Rusty Ford chaired the committee meeting, which was observed by state deputy veterinarian Bradley Keough. “Where it’s not clear in the statute is what I can do with that animal,” Keough pointed out. “Initially it was unclear if we could seize them, take them, what we could do. I think if it was more clear-cut to that county attorney that, ‘Yes if you have the Department of Agriculture determining the horses are abandoned, then this law says you can go to the judge and get ownership relinquished immediately so that you can do something with them without repercussions and potential civil liability.’ ”
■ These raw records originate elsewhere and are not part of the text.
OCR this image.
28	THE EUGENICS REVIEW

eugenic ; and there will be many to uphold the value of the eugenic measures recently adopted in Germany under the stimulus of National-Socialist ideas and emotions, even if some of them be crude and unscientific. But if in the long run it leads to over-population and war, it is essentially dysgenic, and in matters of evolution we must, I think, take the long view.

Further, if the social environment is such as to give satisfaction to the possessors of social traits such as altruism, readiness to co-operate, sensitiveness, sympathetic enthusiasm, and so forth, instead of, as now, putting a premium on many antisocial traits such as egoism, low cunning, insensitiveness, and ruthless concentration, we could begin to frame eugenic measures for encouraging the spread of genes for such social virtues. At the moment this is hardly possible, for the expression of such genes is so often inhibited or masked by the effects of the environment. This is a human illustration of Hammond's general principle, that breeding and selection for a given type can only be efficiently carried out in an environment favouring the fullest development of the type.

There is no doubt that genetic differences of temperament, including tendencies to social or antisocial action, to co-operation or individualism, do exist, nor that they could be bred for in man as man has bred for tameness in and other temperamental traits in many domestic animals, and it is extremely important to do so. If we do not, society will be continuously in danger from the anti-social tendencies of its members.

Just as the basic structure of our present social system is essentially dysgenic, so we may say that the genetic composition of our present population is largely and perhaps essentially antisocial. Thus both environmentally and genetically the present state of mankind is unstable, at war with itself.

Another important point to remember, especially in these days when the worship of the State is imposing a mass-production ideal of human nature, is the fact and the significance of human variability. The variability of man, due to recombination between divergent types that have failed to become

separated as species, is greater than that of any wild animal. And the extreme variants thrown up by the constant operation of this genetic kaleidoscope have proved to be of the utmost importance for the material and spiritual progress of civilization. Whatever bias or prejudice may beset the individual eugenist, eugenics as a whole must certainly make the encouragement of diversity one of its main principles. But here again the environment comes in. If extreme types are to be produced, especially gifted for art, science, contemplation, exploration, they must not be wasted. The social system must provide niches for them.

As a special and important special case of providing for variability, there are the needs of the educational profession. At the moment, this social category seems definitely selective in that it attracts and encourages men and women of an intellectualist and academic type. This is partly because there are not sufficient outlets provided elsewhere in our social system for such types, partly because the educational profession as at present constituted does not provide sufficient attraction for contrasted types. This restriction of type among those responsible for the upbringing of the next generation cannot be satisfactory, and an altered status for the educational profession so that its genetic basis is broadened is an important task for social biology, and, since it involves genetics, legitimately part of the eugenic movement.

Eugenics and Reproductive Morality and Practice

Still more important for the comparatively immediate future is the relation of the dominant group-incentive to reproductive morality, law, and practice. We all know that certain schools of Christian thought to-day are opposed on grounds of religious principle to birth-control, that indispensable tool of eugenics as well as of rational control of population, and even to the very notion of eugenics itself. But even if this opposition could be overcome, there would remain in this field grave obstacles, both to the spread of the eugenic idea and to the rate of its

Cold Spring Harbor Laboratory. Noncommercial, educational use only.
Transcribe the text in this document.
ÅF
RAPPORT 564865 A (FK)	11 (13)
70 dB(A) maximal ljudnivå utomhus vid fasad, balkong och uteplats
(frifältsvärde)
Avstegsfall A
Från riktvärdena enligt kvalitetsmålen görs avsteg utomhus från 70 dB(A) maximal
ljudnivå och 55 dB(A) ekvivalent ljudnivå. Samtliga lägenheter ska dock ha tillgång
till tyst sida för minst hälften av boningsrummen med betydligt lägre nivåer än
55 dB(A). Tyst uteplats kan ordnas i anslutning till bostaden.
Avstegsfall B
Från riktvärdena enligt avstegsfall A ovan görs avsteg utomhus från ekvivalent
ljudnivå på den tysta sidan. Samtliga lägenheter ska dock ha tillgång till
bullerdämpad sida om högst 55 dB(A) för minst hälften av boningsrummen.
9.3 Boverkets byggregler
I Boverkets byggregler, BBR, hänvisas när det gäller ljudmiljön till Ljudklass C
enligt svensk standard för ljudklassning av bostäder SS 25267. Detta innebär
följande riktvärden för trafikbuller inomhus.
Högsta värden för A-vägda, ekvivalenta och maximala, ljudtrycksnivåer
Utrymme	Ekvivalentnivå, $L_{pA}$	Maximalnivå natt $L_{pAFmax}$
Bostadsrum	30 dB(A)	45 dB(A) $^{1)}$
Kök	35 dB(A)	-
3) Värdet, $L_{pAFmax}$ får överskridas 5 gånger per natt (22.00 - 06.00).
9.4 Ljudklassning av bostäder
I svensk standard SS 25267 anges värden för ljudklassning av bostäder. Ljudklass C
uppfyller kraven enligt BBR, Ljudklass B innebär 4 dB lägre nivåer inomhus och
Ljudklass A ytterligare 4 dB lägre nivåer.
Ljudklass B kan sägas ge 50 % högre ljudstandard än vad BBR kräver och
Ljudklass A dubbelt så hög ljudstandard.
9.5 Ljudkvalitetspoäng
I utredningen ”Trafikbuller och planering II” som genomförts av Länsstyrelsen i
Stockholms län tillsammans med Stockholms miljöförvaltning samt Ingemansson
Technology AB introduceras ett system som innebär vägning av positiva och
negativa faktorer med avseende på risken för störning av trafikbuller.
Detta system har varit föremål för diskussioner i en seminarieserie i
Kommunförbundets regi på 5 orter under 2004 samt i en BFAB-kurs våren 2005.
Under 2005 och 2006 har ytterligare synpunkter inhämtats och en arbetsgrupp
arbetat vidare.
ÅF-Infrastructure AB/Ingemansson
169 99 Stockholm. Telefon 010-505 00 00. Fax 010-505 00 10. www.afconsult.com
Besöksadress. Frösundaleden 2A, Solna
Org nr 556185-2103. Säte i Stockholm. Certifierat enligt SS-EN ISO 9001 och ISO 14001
The difficulty in dealing with these cases is essentially based on the size of the animals, which can have major impacts on the cost of equine welfare. “Going forward I think, yes, there is consideration for change in statute, maybe even developing more regulations,” noted Bob Stout, another member of the council. “Some things that have been discussed are a facilitation for confiscation of animals thought to be in danger or proven to be in danger. If local authorities confiscate an animal, now what do they do with it? Especially in the case of large animals, especially horses.”

The Kentucky department of agriculture ultimately has the say in how the proceedings for equine welfare go, and the current commissioner of that department had some important notes for the meeting as well.  “We look to play a more active role with the signature industry in Kentucky, all  breeds,” Ryan Quarles of the department of agriculture stated. “There was an unfortunate incident that more or less brought this group together to talk about allegations in Central Kentucky. We may need some guidance on how we can better address this in the future.

“Our top priority when we do get a call at the Department of Ag like this one that rises to this level is the welfare of the animals involved. We will more than likely have to consider some policy changes, and I look forward to the council’s input as we respond to an incident that no one wants to see.”